Noriyanto, seorang warga Surabaya, kepada VOA mengaku heran dengan tindakan yang diambil oleh para pelaku dengan menyertakan anak-anak mereka. Dia yakin, anak-anak itu tidak memahami apa yang mereka lakukan. “Lha kalau mau begitu kan sendiri saja, anak-anak ini kan tidak berdosa. Apa tidak kasihan,” ujar Noriyanto.
Ketua Pengurus Cabang Nahdlatul Ulama Surabaya, Muhibbin Zuhri mengaku tidak bisa membayangkan tragedi ini terjadi di Surabaya. Meski dikenal sebagai daerah basis Nahdliyin, Muhibbin mengaku mengetahui ada beberapa organisasi kecil berpaham kekerasan yang tumbuh di kota tersebut.
"Mereka membajak kebebasan berekspresi, berpikir, mengembangkan cara pandang. Itu semua kan dijamin dalam demokrasi, jadi tidak ada yang berhak menghentikan pemikiran mereka, tidak ada yang bisa melarang mereka untuk mengadakan pertemuan sosialisasi. Jadi, jelas mereka membajak kebebasan yang inheren di dalam demokrasi itu," kata Muhibbin Zuhri.
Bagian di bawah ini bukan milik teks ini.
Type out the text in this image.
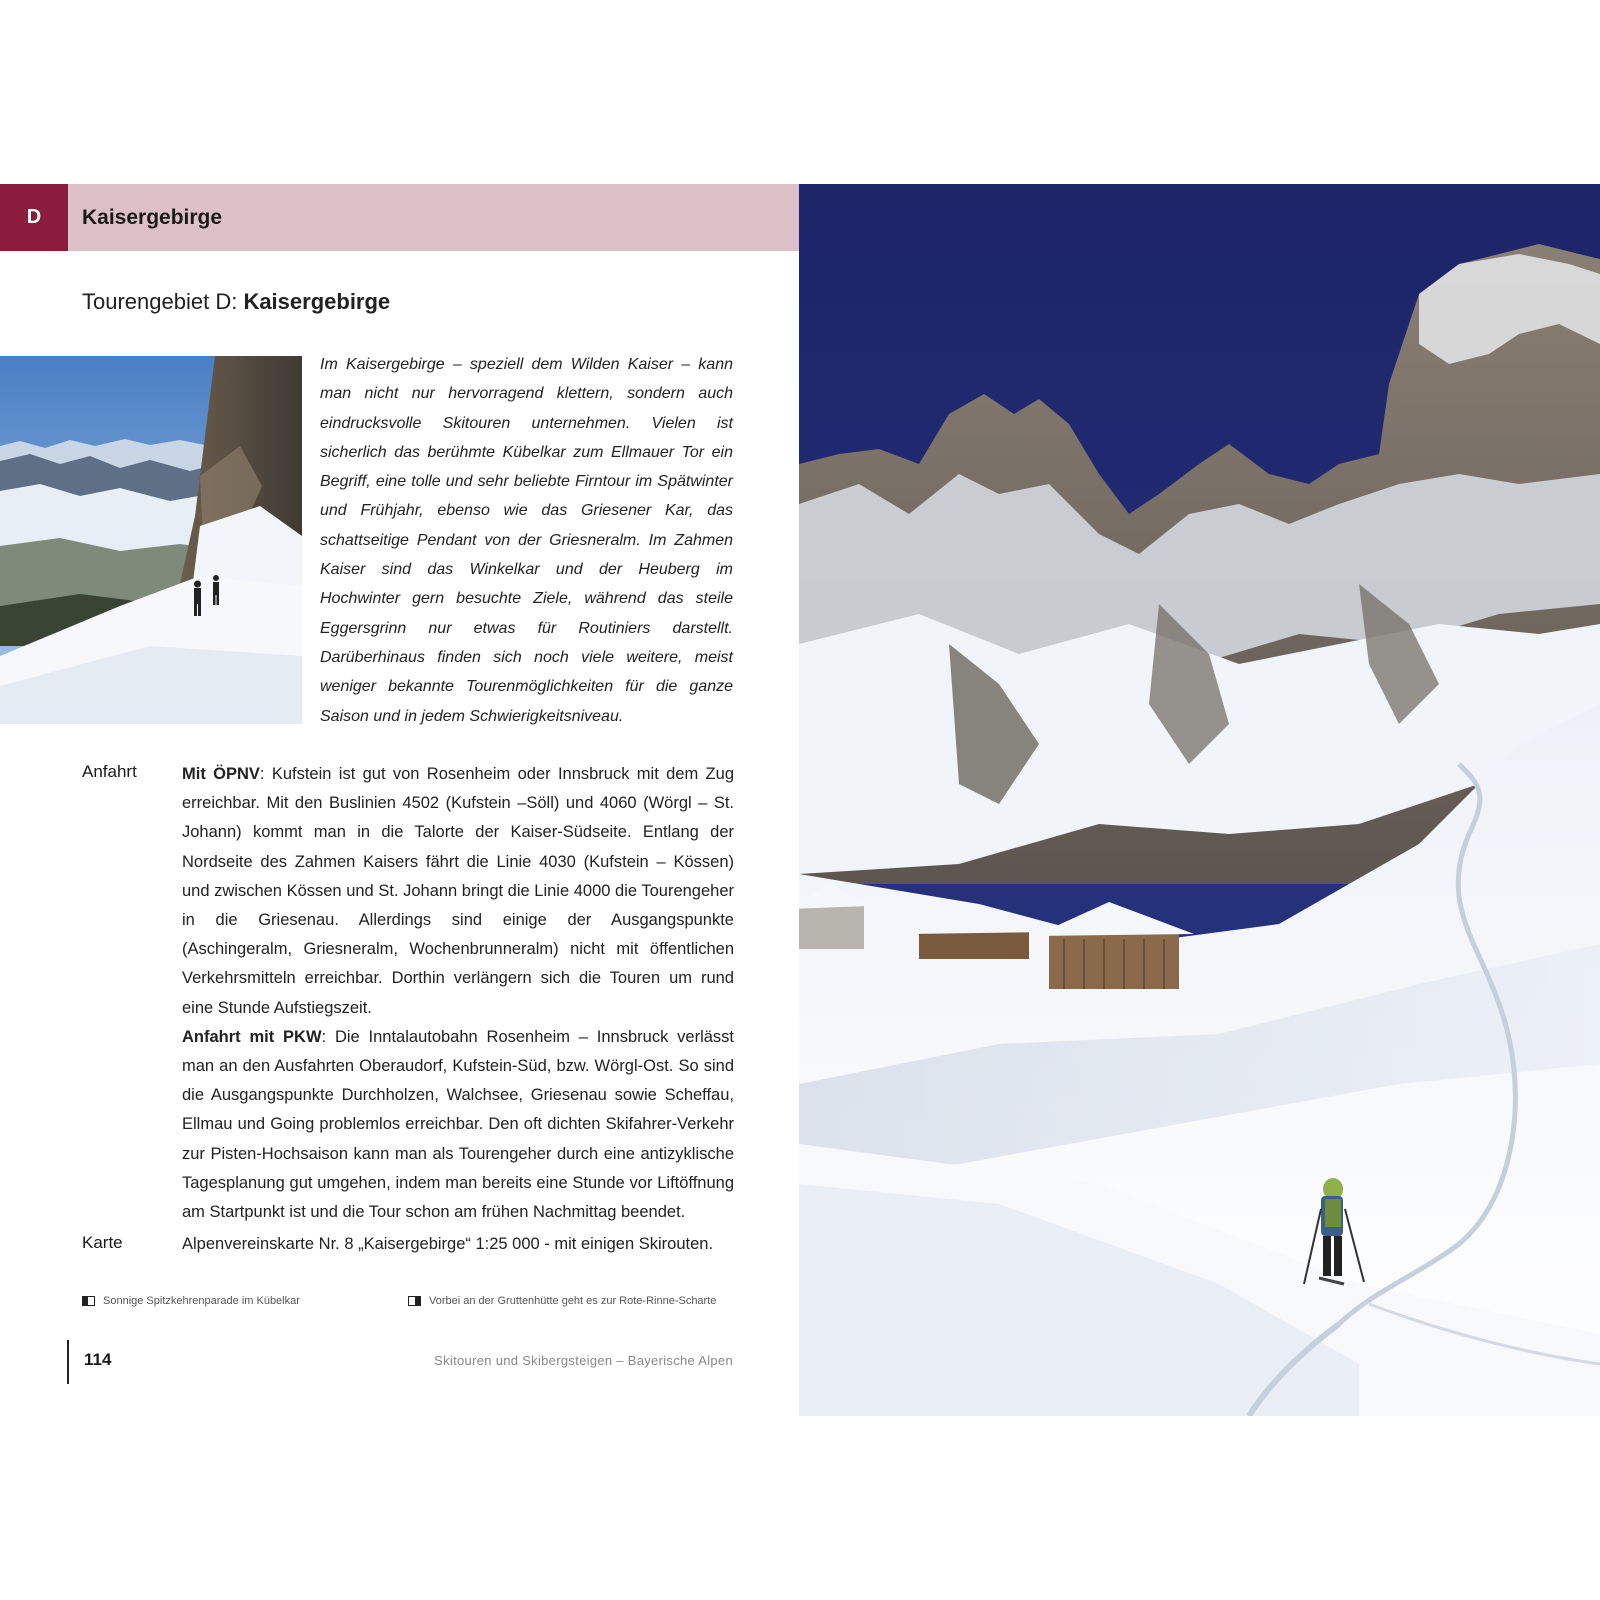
D	Kaisergebirge
Tourengebiet D: Kaisergebirge

Im Kaisergebirge – speziell dem Wilden Kaiser – kann man nicht nur hervorragend klettern, sondern auch eindrucksvolle Skitouren unternehmen. Vielen ist sicherlich das berühmte Kübelkar zum Ellmauer Tor ein Begriff, eine tolle und sehr beliebte Firntour im Spätwinter und Frühjahr, ebenso wie das Griesener Kar, das schattseitige Pendant von der Griesneralm. Im Zahmen Kaiser sind das Winkelkar und der Heuberg im Hochwinter gern besuchte Ziele, während das steile Eggersgrinn nur etwas für Routiniers darstellt. Darüberhinaus finden sich noch viele weitere, meist weniger bekannte Tourenmöglichkeiten für die ganze Saison und in jedem Schwierigkeitsniveau.

Anfahrt	Mit ÖPNV: Kufstein ist gut von Rosenheim oder Innsbruck mit dem Zug erreichbar. Mit den Buslinien 4502 (Kufstein –Söll) und 4060 (Wörgl – St. Johann) kommt man in die Talorte der Kaiser-Südseite. Entlang der Nordseite des Zahmen Kaisers fährt die Linie 4030 (Kufstein – Kössen) und zwischen Kössen und St. Johann bringt die Linie 4000 die Tourengeher in die Griesenau. Allerdings sind einige der Ausgangspunkte (Aschingeralm, Griesneralm, Wochenbrunneralm) nicht mit öffentlichen Verkehrsmitteln erreichbar. Dorthin verlängern sich die Touren um rund eine Stunde Aufstiegszeit.

Anfahrt mit PKW: Die Inntalautobahn Rosenheim – Innsbruck verlässt man an den Ausfahrten Oberaudorf, Kufstein-Süd, bzw. Wörgl-Ost. So sind die Ausgangspunkte Durchholzen, Walchsee, Griesenau sowie Scheffau, Ellmau und Going problemlos erreichbar. Den oft dichten Skifahrer-Verkehr zur Pisten-Hochsaison kann man als Tourengeher durch eine antizyklische Tagesplanung gut umgehen, indem man bereits eine Stunde vor Liftöffnung am Startpunkt ist und die Tour schon am frühen Nachmittag beendet.

Karte	Alpenvereinskarte Nr. 8 „Kaisergebirge“ 1:25 000 - mit einigen Skirouten.
Sonnige Spitzkehrenparade im Kübelkar	Vorbei an der Gruttenhütte geht es zur Rote-Rinne-Scharte
114	Skitouren und Skibergsteigen – Bayerische Alpen
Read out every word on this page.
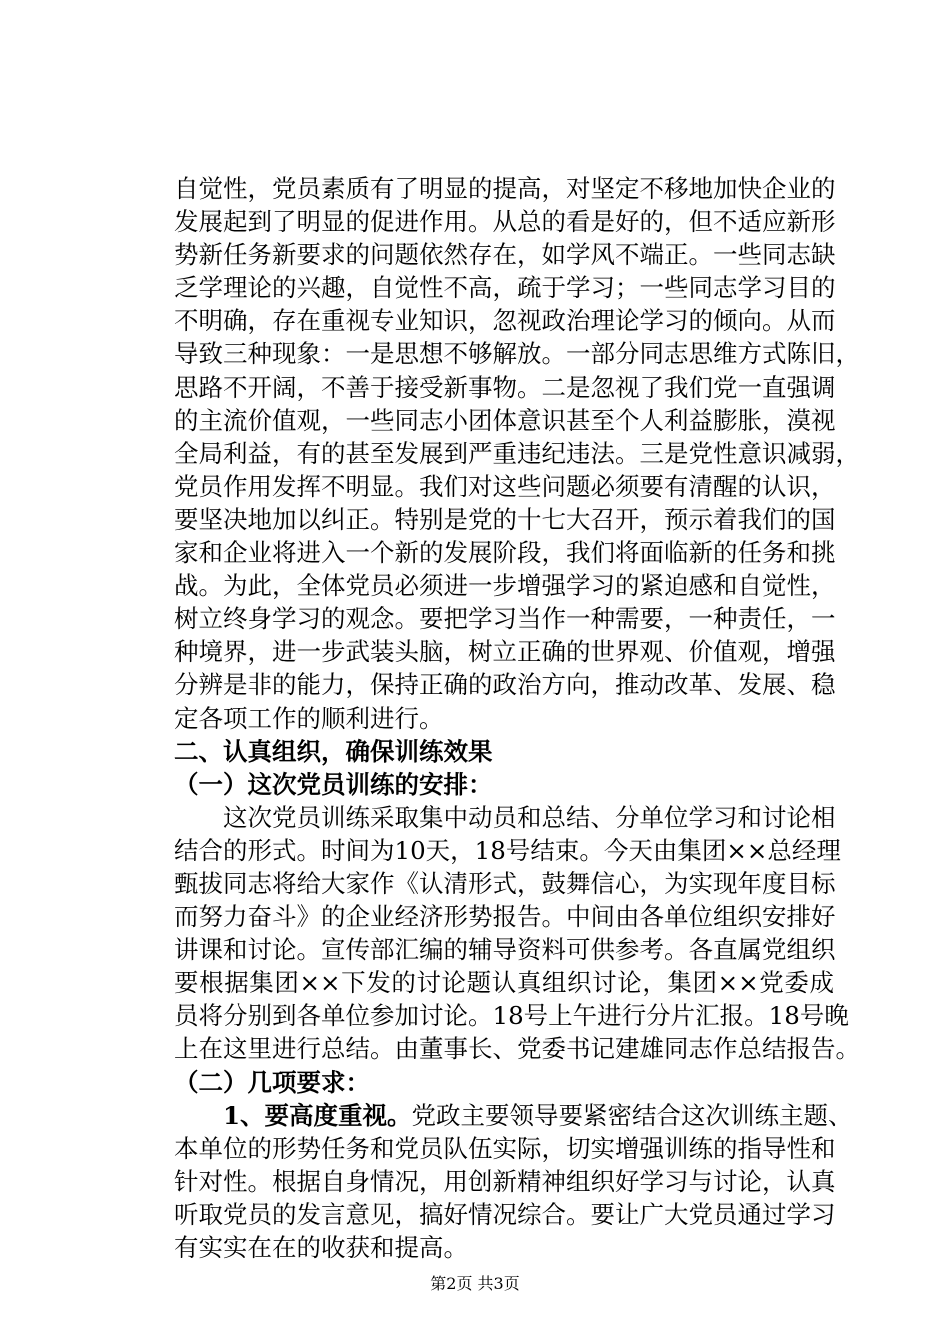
自觉性，党员素质有了明显的提高，对坚定不移地加快企业的
发展起到了明显的促进作用。从总的看是好的，但不适应新形
势新任务新要求的问题依然存在，如学风不端正。一些同志缺
乏学理论的兴趣，自觉性不高，疏于学习；一些同志学习目的
不明确，存在重视专业知识，忽视政治理论学习的倾向。从而
导致三种现象：一是思想不够解放。一部分同志思维方式陈旧，
思路不开阔，不善于接受新事物。二是忽视了我们党一直强调
的主流价值观，一些同志小团体意识甚至个人利益膨胀，漠视
全局利益，有的甚至发展到严重违纪违法。三是党性意识减弱，
党员作用发挥不明显。我们对这些问题必须要有清醒的认识，
要坚决地加以纠正。特别是党的十七大召开，预示着我们的国
家和企业将进入一个新的发展阶段，我们将面临新的任务和挑
战。为此，全体党员必须进一步增强学习的紧迫感和自觉性，
树立终身学习的观念。要把学习当作一种需要，一种责任，一
种境界，进一步武装头脑，树立正确的世界观、价值观，增强
分辨是非的能力，保持正确的政治方向，推动改革、发展、稳
定各项工作的顺利进行。
二、认真组织，确保训练效果
（一）这次党员训练的安排：
这次党员训练采取集中动员和总结、分单位学习和讨论相
结合的形式。时间为10天，18号结束。今天由集团××总经理
甄拔同志将给大家作《认清形式，鼓舞信心，为实现年度目标
而努力奋斗》的企业经济形势报告。中间由各单位组织安排好
讲课和讨论。宣传部汇编的辅导资料可供参考。各直属党组织
要根据集团××下发的讨论题认真组织讨论，集团××党委成
员将分别到各单位参加讨论。18号上午进行分片汇报。18号晚
上在这里进行总结。由董事长、党委书记建雄同志作总结报告。
（二）几项要求：
1、要高度重视。党政主要领导要紧密结合这次训练主题、
本单位的形势任务和党员队伍实际，切实增强训练的指导性和
针对性。根据自身情况，用创新精神组织好学习与讨论，认真
听取党员的发言意见，搞好情况综合。要让广大党员通过学习
有实实在在的收获和提高。
第2页 共3页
Padahal, menurtut Muhibbin , dalam pertemuan-pertemuan seperti itulah paham radikal disebarkan. Muhibbin mencontohkan, banyak penceramah yang provokatif, tetapi tidak ditindak karena ketiadaan dasar hukum.
Kekhawatiran Muhibbin sejalan dengan temuan polisi, kelompok Surabaya itu menggelar pertemuan rutin bersama seluruh anggota keluarga mereka. Dalam pertemuan semacam inilah, paham kekerasan diajarkan.
Untuk turut menekan laju penyebaranpaham radikal ini, Nahdlatul Ulama melakukan banyak upaya. Muhibbin menyatakan, NU Surabaya telah menginstruksikan kadernya melakukan pengawasan di lingkungan sekitar. Jika ada aktivitas yang diduga cenderung menumbuhkan radikalisme, NU akan menindak.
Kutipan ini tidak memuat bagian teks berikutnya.